Sie macht geltend, diese Modelle hätten ein charakteristisches Design, das sich bei den beteiligten Verkehrskreisen als Herkunftshinweis durchgesetzt habe. Diese beiden Modelle machten 40 % des Stück-Umsatzes und 25 % des Wert-Umsatzes ihrer Oyster-Modelle aus; der Umsatz aller dieser Modelle entspreche 95 % des Gesamtumsatzes. Sie habe in den letzten 10 Jahren für Werbung im Inland einen achtstelligen Betrag ausgegeben, der zum größten Teil auf diese Modelle entfallen sei.
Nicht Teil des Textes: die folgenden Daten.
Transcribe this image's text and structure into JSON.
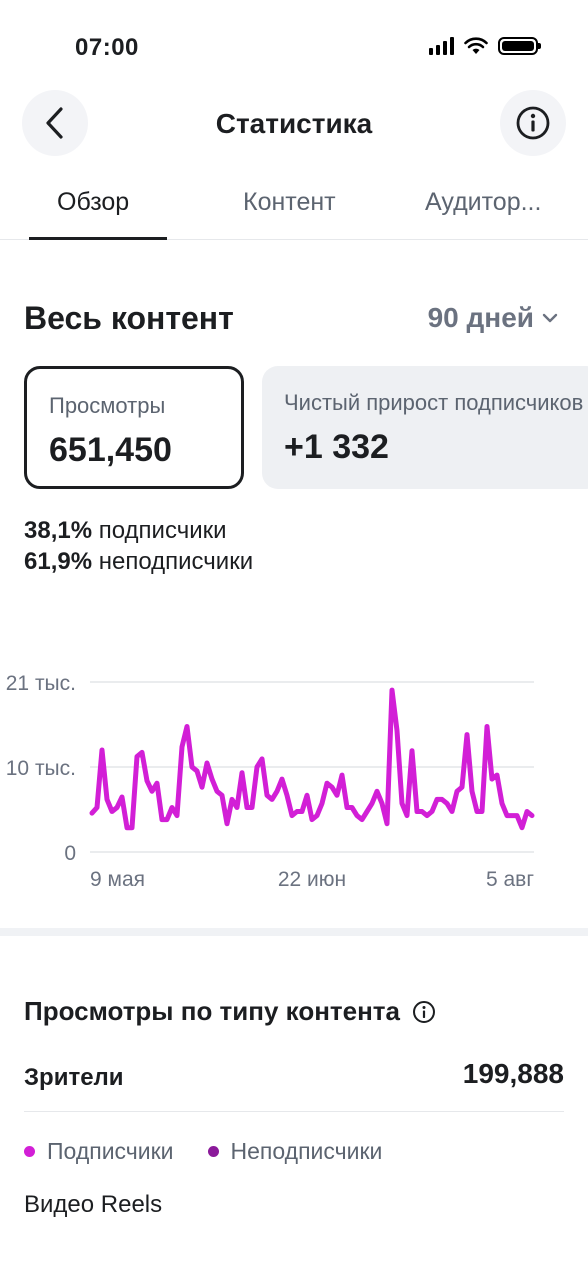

Die Bekl. habe sich mit den Royal-Uhren nicht bewußt an das Styling der beiden Rolex-Modelle angelehnt, sondern habe in ihrer Werbung auch ausdrücklich auf diese Ähnlichkeit hingewiesen und teilweise ihre Uhren genau so bezeichnet. Die Aktion der Bekl. habe bei ihr, der Kl., einen Verkaufsausfall bewirkt, der gemessen an der zu erwartenden Absatzentwicklung bei der Damenuhr 64,2 % und bei der Herrenuhr 48 % betragen habe.

Die Kl. hat beantragt, der Bekl. zu untersagen, Herren- und Damenarmbanduhren mit dem Bildzeichen der stilisierten Lilie, bei denen das Uhrenglas von einer grob gerippten Lünette umgeben ist und die Glieder des Armbands in der Weise in fünf Reihen nebeneinander angeordnet sind, daß jeweils eine breitere äußere Reihe drei schmalere, gleichbreite Gliedreihen einschließt, in Verkehr zu bringen und dafür zu werben.
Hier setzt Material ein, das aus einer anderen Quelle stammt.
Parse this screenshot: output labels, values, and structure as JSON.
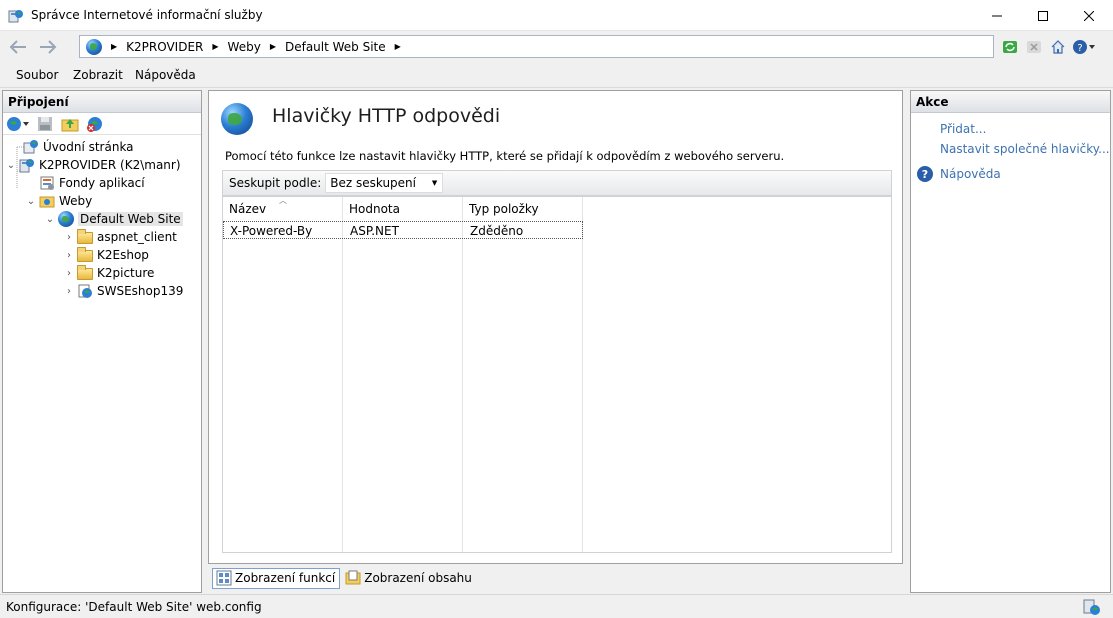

Sie hat ferner Auskunft und Feststellung der Schadensersatzpflicht der Bekl. begehrt.

Das LG hat der Klage stattgegeben.

Auf die Berufung hat das BerGer. die Klage abgewiesen.

Die Revision der Kl. führt zur Wiederherstellung des landgerichtlichen Urteils.

 

Entscheidungsgründe:

 
I. Das BerGer. hat ausgeführt: Ein Unterlassungsanspruch der Kl. aus § 1 UWG sei nicht gegeben. Die beanstandeten Royal-Armbanduhren und die Rolex-Modelle 16013 und 6917/3 stimmten zwar in der Formgestaltung des Gehäuses und des Armbandes nahezu völlig überein und wiesen in der Gestaltung des Zifferblattes und der Aufzugskrone große Ähnlichkeiten auf; dies rechtfertige aber noch keinen Unterlassungsanspruch. Da die Modelle der Kl. keinen Sonderrechtsschutz hätten, sei ihr Nachbau zulässig, sofern nicht besondere Umstände dieses Verhalten als sittenwidrig erscheinen ließen.
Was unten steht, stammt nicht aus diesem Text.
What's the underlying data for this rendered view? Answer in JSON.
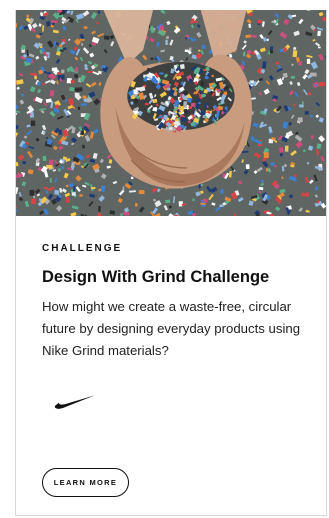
{
  "card": {
    "eyebrow": "CHALLENGE",
    "title": "Design With Grind Challenge",
    "description": "How might we create a waste-free, circular future by designing everyday products using Nike Grind materials?",
    "cta_label": "LEARN MORE"
  },
  "hero": {
    "icon": "hands-holding-grind-material-photo"
  },
  "brand": {
    "logo_icon": "nike-swoosh-icon",
    "logo_color": "#111111"
  }
}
Solche besonderen Umstände seien nicht gegeben. Eine vermeidbare Herkunftstäuschung komme nicht in Betracht, da die Modelle der Kl. keine ausreichende Eigenart hätten. Eine Vielzahl anderer Uhren wiesen nahezu identische Formelemente auf wie die beiden betroffenen Rolex-Modelle. Es sei auch keine Ausbeutung des guten Rufs der Uhren dargetan; denn die behaupteten Einzelfälle, in denen beim Verkauf der Royal-Uhren auf Rolex hingewiesen worden sein soll, ließen noch nicht auf eine allgemeine Absicht der Bekl. schließen, den guten Ruf der Kl. auszubeuten.

Der Bekl. sei auch keine Schädigung des Ansehens der Kl. anzulasten. Wenn bei einigen Rolex-Kunden der Eindruck entstanden sei, daß die Kl. die Exklusivität ihrer Produkte durch eine Billig-Zweitmarke abwerte, so sei dies nur der Zorn über das Erscheinen einer billigeren Imitation; davor schütze das UWG nicht.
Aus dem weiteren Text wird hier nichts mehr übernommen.